It’s day 3 here at Training Camp. And I’m sitting in the back of the outdoor pavilion, listening to the beginning of the talk. But within 5 minutes, I’m feeling worse and worse. My energy level is sinking, my eyes are itching and watering, and my body is shaking internally. You know when you get the chills even though you’re wearing 3 layers of longs sleeve clothing? Or when your back aches and you can’t focus? Yep, that was me. I say in my head, “Ah shoot, this isn’t good, think I’m getting real sick.” So I decide to leave.

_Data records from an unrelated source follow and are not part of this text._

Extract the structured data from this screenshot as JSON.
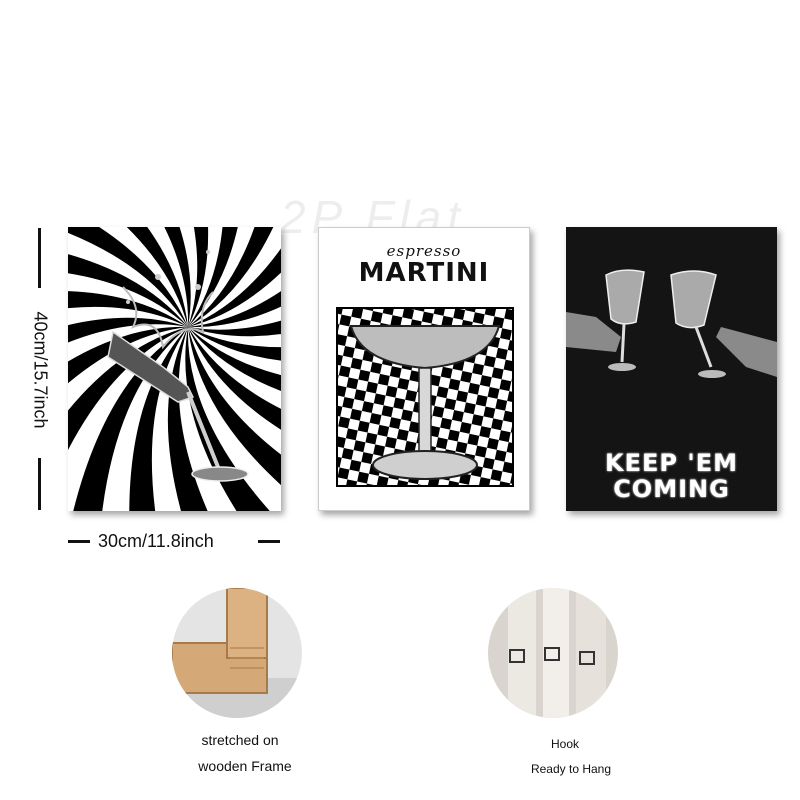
{
  "watermark": "2P Flat",
  "dimensions": {
    "height": "40cm/15.7inch",
    "width": "30cm/11.8inch"
  },
  "prints": [
    {
      "id": "swirl",
      "description_visible": "black and white radial swirl with martini glass splash"
    },
    {
      "id": "martini",
      "small_text": "espresso",
      "big_text": "MARTINI"
    },
    {
      "id": "keep",
      "line1": "KEEP 'EM",
      "line2": "COMING"
    }
  ],
  "features": {
    "frame_caption_line1": "stretched on",
    "frame_caption_line2": "wooden Frame",
    "hook_caption_line1": "Hook",
    "hook_caption_line2": "Ready to Hang"
  }
}
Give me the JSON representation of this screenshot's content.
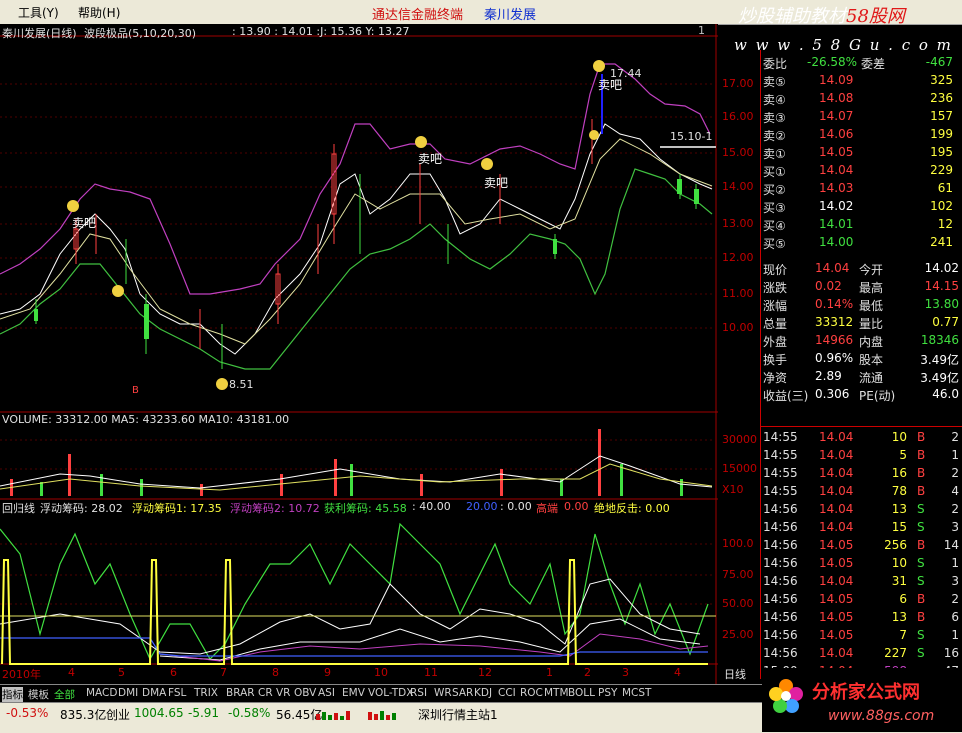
{
  "menu": {
    "tools": "工具(Y)",
    "help": "帮助(H)",
    "app_title": "通达信金融终端",
    "stock_title": "秦川发展",
    "watermark_a": "炒股辅助教材",
    "watermark_b": "58股网",
    "url": "w w w . 5 8 G u . c o m"
  },
  "main_chart": {
    "title": "秦川发展(日线)",
    "indicator": "波段极品(5,10,20,30)",
    "readout": ": 13.90 : 14.01  :J: 15.36  Y: 13.27",
    "y_ticks": [
      "17.00",
      "16.00",
      "15.00",
      "14.00",
      "13.00",
      "12.00",
      "11.00",
      "10.00"
    ],
    "label_high": "17.44",
    "label_low": "8.51",
    "label_cur": "15.10-1",
    "sell_labels": [
      "卖吧",
      "卖吧",
      "卖吧",
      "卖吧",
      "卖吧"
    ],
    "buy_label": "B",
    "top_tick": "1"
  },
  "volume_chart": {
    "header": "VOLUME: 33312.00  MA5: 43233.60  MA10: 43181.00",
    "y_ticks": [
      "30000",
      "15000"
    ],
    "unit": "X10"
  },
  "indicator_chart": {
    "h1": "回归线",
    "h2": "浮动筹码: 28.02",
    "h3": "浮动筹码1: 17.35",
    "h4": "浮动筹码2: 10.72",
    "h5": "获利筹码: 45.58",
    "h6": ": 40.00",
    "h7": "20.00",
    "h8": ": 0.00",
    "h9": "高端",
    "h10": "0.00",
    "h11": "绝地反击: 0.00",
    "y_ticks": [
      "100.0",
      "75.00",
      "50.00",
      "25.00"
    ],
    "colors": {
      "green": "#40e040",
      "white": "#e0e0e0",
      "yellow": "#ffff40",
      "magenta": "#c040c0",
      "blue": "#4060ff"
    }
  },
  "date_axis": {
    "year": "2010年",
    "months": [
      "4",
      "5",
      "6",
      "7",
      "8",
      "9",
      "10",
      "11",
      "12",
      "1",
      "2",
      "3",
      "4"
    ],
    "period": "日线"
  },
  "quote": {
    "weibi_label": "委比",
    "weibi": "-26.58%",
    "weicha_label": "委差",
    "weicha": "-467",
    "asks": [
      {
        "label": "卖⑤",
        "price": "14.09",
        "vol": "325"
      },
      {
        "label": "卖④",
        "price": "14.08",
        "vol": "236"
      },
      {
        "label": "卖③",
        "price": "14.07",
        "vol": "157"
      },
      {
        "label": "卖②",
        "price": "14.06",
        "vol": "199"
      },
      {
        "label": "卖①",
        "price": "14.05",
        "vol": "195"
      }
    ],
    "bids": [
      {
        "label": "买①",
        "price": "14.04",
        "vol": "229"
      },
      {
        "label": "买②",
        "price": "14.03",
        "vol": "61"
      },
      {
        "label": "买③",
        "price": "14.02",
        "vol": "102"
      },
      {
        "label": "买④",
        "price": "14.01",
        "vol": "12"
      },
      {
        "label": "买⑤",
        "price": "14.00",
        "vol": "241"
      }
    ],
    "stats": [
      {
        "l1": "现价",
        "v1": "14.04",
        "l2": "今开",
        "v2": "14.02",
        "c1": "#ff4040",
        "c2": "#ffffff"
      },
      {
        "l1": "涨跌",
        "v1": "0.02",
        "l2": "最高",
        "v2": "14.15",
        "c1": "#ff4040",
        "c2": "#ff4040"
      },
      {
        "l1": "涨幅",
        "v1": "0.14%",
        "l2": "最低",
        "v2": "13.80",
        "c1": "#ff4040",
        "c2": "#40e040"
      },
      {
        "l1": "总量",
        "v1": "33312",
        "l2": "量比",
        "v2": "0.77",
        "c1": "#ffff40",
        "c2": "#ffff40"
      },
      {
        "l1": "外盘",
        "v1": "14966",
        "l2": "内盘",
        "v2": "18346",
        "c1": "#ff4040",
        "c2": "#40e040"
      },
      {
        "l1": "换手",
        "v1": "0.96%",
        "l2": "股本",
        "v2": "3.49亿",
        "c1": "#ffffff",
        "c2": "#ffffff"
      },
      {
        "l1": "净资",
        "v1": "2.89",
        "l2": "流通",
        "v2": "3.49亿",
        "c1": "#ffffff",
        "c2": "#ffffff"
      },
      {
        "l1": "收益(三)",
        "v1": "0.306",
        "l2": "PE(动)",
        "v2": "46.0",
        "c1": "#ffffff",
        "c2": "#ffffff"
      }
    ]
  },
  "trades": [
    {
      "t": "14:55",
      "p": "14.04",
      "v": "10",
      "s": "B",
      "n": "2"
    },
    {
      "t": "14:55",
      "p": "14.04",
      "v": "5",
      "s": "B",
      "n": "1"
    },
    {
      "t": "14:55",
      "p": "14.04",
      "v": "16",
      "s": "B",
      "n": "2"
    },
    {
      "t": "14:55",
      "p": "14.04",
      "v": "78",
      "s": "B",
      "n": "4"
    },
    {
      "t": "14:56",
      "p": "14.04",
      "v": "13",
      "s": "S",
      "n": "2"
    },
    {
      "t": "14:56",
      "p": "14.04",
      "v": "15",
      "s": "S",
      "n": "3"
    },
    {
      "t": "14:56",
      "p": "14.05",
      "v": "256",
      "s": "B",
      "n": "14"
    },
    {
      "t": "14:56",
      "p": "14.05",
      "v": "10",
      "s": "S",
      "n": "1"
    },
    {
      "t": "14:56",
      "p": "14.04",
      "v": "31",
      "s": "S",
      "n": "3"
    },
    {
      "t": "14:56",
      "p": "14.05",
      "v": "6",
      "s": "B",
      "n": "2"
    },
    {
      "t": "14:56",
      "p": "14.05",
      "v": "13",
      "s": "B",
      "n": "6"
    },
    {
      "t": "14:56",
      "p": "14.05",
      "v": "7",
      "s": "S",
      "n": "1"
    },
    {
      "t": "14:56",
      "p": "14.04",
      "v": "227",
      "s": "S",
      "n": "16"
    },
    {
      "t": "15:00",
      "p": "14.04",
      "v": "598",
      "s": "",
      "n": "47"
    }
  ],
  "tabs": [
    "指标",
    "模板",
    "全部",
    "MACD",
    "DMI",
    "DMA",
    "FSL",
    "TRIX",
    "BRAR",
    "CR",
    "VR",
    "OBV",
    "ASI",
    "EMV",
    "VOL-TDX",
    "RSI",
    "WR",
    "SAR",
    "KDJ",
    "CCI",
    "ROC",
    "MTM",
    "BOLL",
    "PSY",
    "MCST"
  ],
  "status": {
    "sh": "-0.53%",
    "sh_amt": "835.3亿",
    "cy_label": "创业",
    "cy": "1004.65",
    "cy_chg": "-5.91",
    "cy_pct": "-0.58%",
    "cy_amt": "56.45亿",
    "server": "深圳行情主站1"
  },
  "logo": {
    "name": "分析家公式网",
    "url": "www.88gs.com"
  }
}
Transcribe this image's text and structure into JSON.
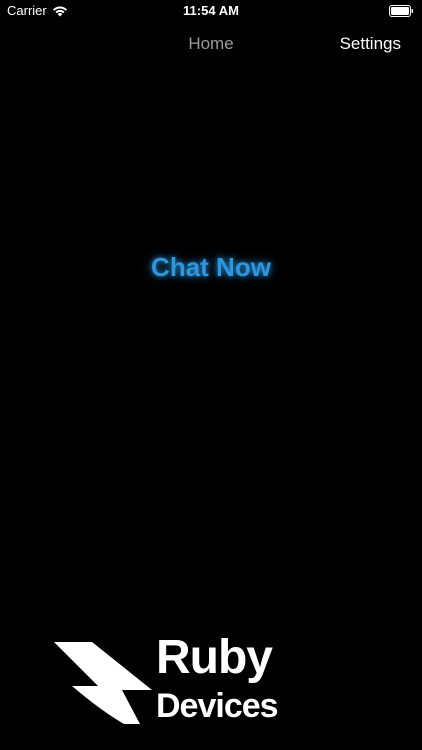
{
  "status_bar": {
    "carrier": "Carrier",
    "time": "11:54 AM",
    "icons": [
      "wifi-icon",
      "battery-icon"
    ]
  },
  "nav": {
    "title": "Home",
    "settings_label": "Settings"
  },
  "main": {
    "chat_label": "Chat Now"
  },
  "brand": {
    "line1": "Ruby",
    "line2": "Devices"
  },
  "colors": {
    "background": "#000000",
    "accent": "#2e96df",
    "nav_title": "#9a9a9a",
    "text": "#ffffff"
  }
}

To leave the session, and go lay down on a couch in my cabin. I awkwardly duck my head, leave my chair, sneak in between some people, and go past the restrooms and towards the short wilderness path walk down to my cabin. As I exit the area, I can sense someone walking behind me, but I don’t turn around to look who it is. I don’t want to be bothered. I’m on a mission, straight to the couch and into my warm sleeping bag. But I hear the steps getting closer. If I don’t turn around, I know I’m about to get grabbed. This person is persistent. Instead of getting grabbed, I turn back and look. And it’s Brandon!
We look at each other, he’s real close to me now. I muster up a tiny little smile. But he has a look of concern at me.
He asks with gentle sincerity, “Are you okay man?”
I answer, “Ya, I’m okay. I’m just not feeling too good. I’m gonna go lay down. Shake this thing off.”
He says, “Oh, good, I thought you looked down or upset or something. Wanted to check on you.”
That was nice of him.
But I was mad!
Mad that I was getting sick. Don’t you hate getting sick? Me too, because I know what it means. It means 1-2 weeks of no energy, laying in bed, no social life, and a cold and achy body. And at this camp, it means I’m going to miss out on so much – discipling, worship, mentoring, fun – because of the sickness.
So Brandon and I continue to walk down the path together. We get to the bottom. My cabin is to the left 20 feet away, it’s time to split ways. But Brandon, in compassion asks, “Can I pray for you.?”
I say, “yes.” Inside though, I’m thinking, “YES! AH, THAT WOULD BE SO GREAT! THANK YOU!”
You see – I’m a leader at this camp. And I was Brandon’s leader. He just got back from his year around the world. He was one of my leaders on the field. And here I am, the weak one. Here I am, getting wiped out by stupid sickness. Here I am, and taking a big breath of humility to allow my brother and friend to pray for me. I’m an independent person. This was not easy to do.
But I was so thankful.
He prays for healing. For a boost in the immune system. For quick restoration of my body.
I lift my open to the sky…desperate. “Yes, Jesus, please. I ask for healing. I believe. Please.”
I go to the cabin, hit the couch, put on some worship music and fall asleep.
When I wake up after an hour, all I can remember is that I went to bed with a few songs on shuffle, but all lyrics of rest, healing, and wellness.
The song when I wake up was also on being whole in Jesus.
I don’t feel worse, but I don’t feel amazing. I leave the cabin and go to lunch, with all the masses of other people.
After lunch is our next session – and I knew in advance the topic – Healing!
I’m still tired, but instead, I know that it’s better I go to the session. After Ron Walbourn talks so insightfully on the topic, he has us start praying over each other.
Shoot, I know I don’t evenneed prayer. Because all through his talk I kept feeling better and better. It was SO different than the first morning talk. I was even taking off layers. Praise Jesus! I was starting to sweat. I was smiling because my armpits were sweating! I wasn’t cold anymore. In fact, I was hot! And as soon as everyone started praying for each other I find Brandon immediately.
With a HUGE smile on my face and HIS, I say, “Dude, I’m healed! I’m hot, not cold. My body isn’t aching. Dude!”
We smile huge and hug it out, bro style!
I don’t always understand healing, but when it happens, and personally, it builds up so much faith.
Follwed, Grabbed, and Healed – Thank you, God.